I tried making the DCCC, but since not one store in my area carries rennet I had to make it by using one gallon of whole milk and 5 tablespoons of lemon juice. It turned out very much like the farmer cheese by Friendship, but I don’t know if this is what it’s supposed to be like.
I did ask my local Publix Supermarket to order the Junket rennet tablets ($1.99 for an 8-tablet box), but it won’t be here for about 4 weeks. Do you know if this product okay to use? I am searching the internet for rennet to use in the meanwhile and I’ve been trying to get as much information as possible about rennet (both the animal and vegetable versions). I’ve read that animal rennet is better than vegetable rennet. Do you agree? Which type of rennet should I use for the DCCC and SCD protocol?

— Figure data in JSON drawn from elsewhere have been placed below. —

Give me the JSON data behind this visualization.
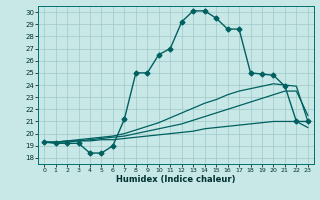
{
  "xlabel": "Humidex (Indice chaleur)",
  "bg_color": "#c8e8e8",
  "grid_color": "#a0c8c8",
  "line_color": "#006060",
  "xlim": [
    -0.5,
    23.5
  ],
  "ylim": [
    17.5,
    30.5
  ],
  "xticks": [
    0,
    1,
    2,
    3,
    4,
    5,
    6,
    7,
    8,
    9,
    10,
    11,
    12,
    13,
    14,
    15,
    16,
    17,
    18,
    19,
    20,
    21,
    22,
    23
  ],
  "yticks": [
    18,
    19,
    20,
    21,
    22,
    23,
    24,
    25,
    26,
    27,
    28,
    29,
    30
  ],
  "lines": [
    {
      "x": [
        0,
        1,
        2,
        3,
        4,
        5,
        6,
        7,
        8,
        9,
        10,
        11,
        12,
        13,
        14,
        15,
        16,
        17,
        18,
        19,
        20,
        21,
        22,
        23
      ],
      "y": [
        19.3,
        19.2,
        19.2,
        19.2,
        18.4,
        18.4,
        19.0,
        21.2,
        25.0,
        25.0,
        26.5,
        27.0,
        29.2,
        30.1,
        30.1,
        29.5,
        28.6,
        28.6,
        25.0,
        24.9,
        24.8,
        23.9,
        21.0,
        21.0
      ],
      "marker": "D",
      "markersize": 2.5,
      "linewidth": 1.0
    },
    {
      "x": [
        0,
        1,
        2,
        3,
        4,
        5,
        6,
        7,
        8,
        9,
        10,
        11,
        12,
        13,
        14,
        15,
        16,
        17,
        18,
        19,
        20,
        21,
        22,
        23
      ],
      "y": [
        19.3,
        19.3,
        19.4,
        19.5,
        19.6,
        19.7,
        19.8,
        20.0,
        20.3,
        20.6,
        20.9,
        21.3,
        21.7,
        22.1,
        22.5,
        22.8,
        23.2,
        23.5,
        23.7,
        23.9,
        24.1,
        24.0,
        23.9,
        21.0
      ],
      "marker": null,
      "linewidth": 0.9
    },
    {
      "x": [
        0,
        1,
        2,
        3,
        4,
        5,
        6,
        7,
        8,
        9,
        10,
        11,
        12,
        13,
        14,
        15,
        16,
        17,
        18,
        19,
        20,
        21,
        22,
        23
      ],
      "y": [
        19.3,
        19.3,
        19.4,
        19.4,
        19.5,
        19.6,
        19.7,
        19.8,
        20.0,
        20.2,
        20.4,
        20.6,
        20.8,
        21.1,
        21.4,
        21.7,
        22.0,
        22.3,
        22.6,
        22.9,
        23.2,
        23.5,
        23.5,
        21.5
      ],
      "marker": null,
      "linewidth": 0.9
    },
    {
      "x": [
        0,
        1,
        2,
        3,
        4,
        5,
        6,
        7,
        8,
        9,
        10,
        11,
        12,
        13,
        14,
        15,
        16,
        17,
        18,
        19,
        20,
        21,
        22,
        23
      ],
      "y": [
        19.3,
        19.3,
        19.3,
        19.4,
        19.4,
        19.5,
        19.5,
        19.6,
        19.7,
        19.8,
        19.9,
        20.0,
        20.1,
        20.2,
        20.4,
        20.5,
        20.6,
        20.7,
        20.8,
        20.9,
        21.0,
        21.0,
        21.0,
        20.5
      ],
      "marker": null,
      "linewidth": 0.9
    }
  ]
}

I’m going to try to make the yogurt tomorrow using my crock pot/slow cooker as suggested in the book. Since fresh fruits are almost non-existent this time of year, I’m wondering if you or anyone else knows if, under SCD protocol, I can use all natural/nothing added frozen fruit to flavor it?
Sorry for so many questions, but I’m so clueless and new to all of this. Any guidance and information you and anyone else can offer me is really appreciated. Thanks again for all you do!
I am using natural calf rennet. It comes in tablets. I just cut sections off of it with a sharp knife. I store it in the refrigerator, and it seems to last forever. The brand is BioRen. You may certainly use frozen fruit. Read the labels and make sure it is just the fruit. I make yogurt in a yogurt maker and in a roasting oven. I always stick a thermometer in it to check the temperature. You don’t want to ruin it by cooking it too hot or too cold. It has to be between 100-110 degrees F.
I am glad that you are seeing results. I have read that if you don’t in the first month, you won’t in twelve. So, it sounds like you will do well on the protocol. It is not easy, but seeing the results in our family, it is definitely worth it. Now everyone is asking what we are going to do in April when our year is over.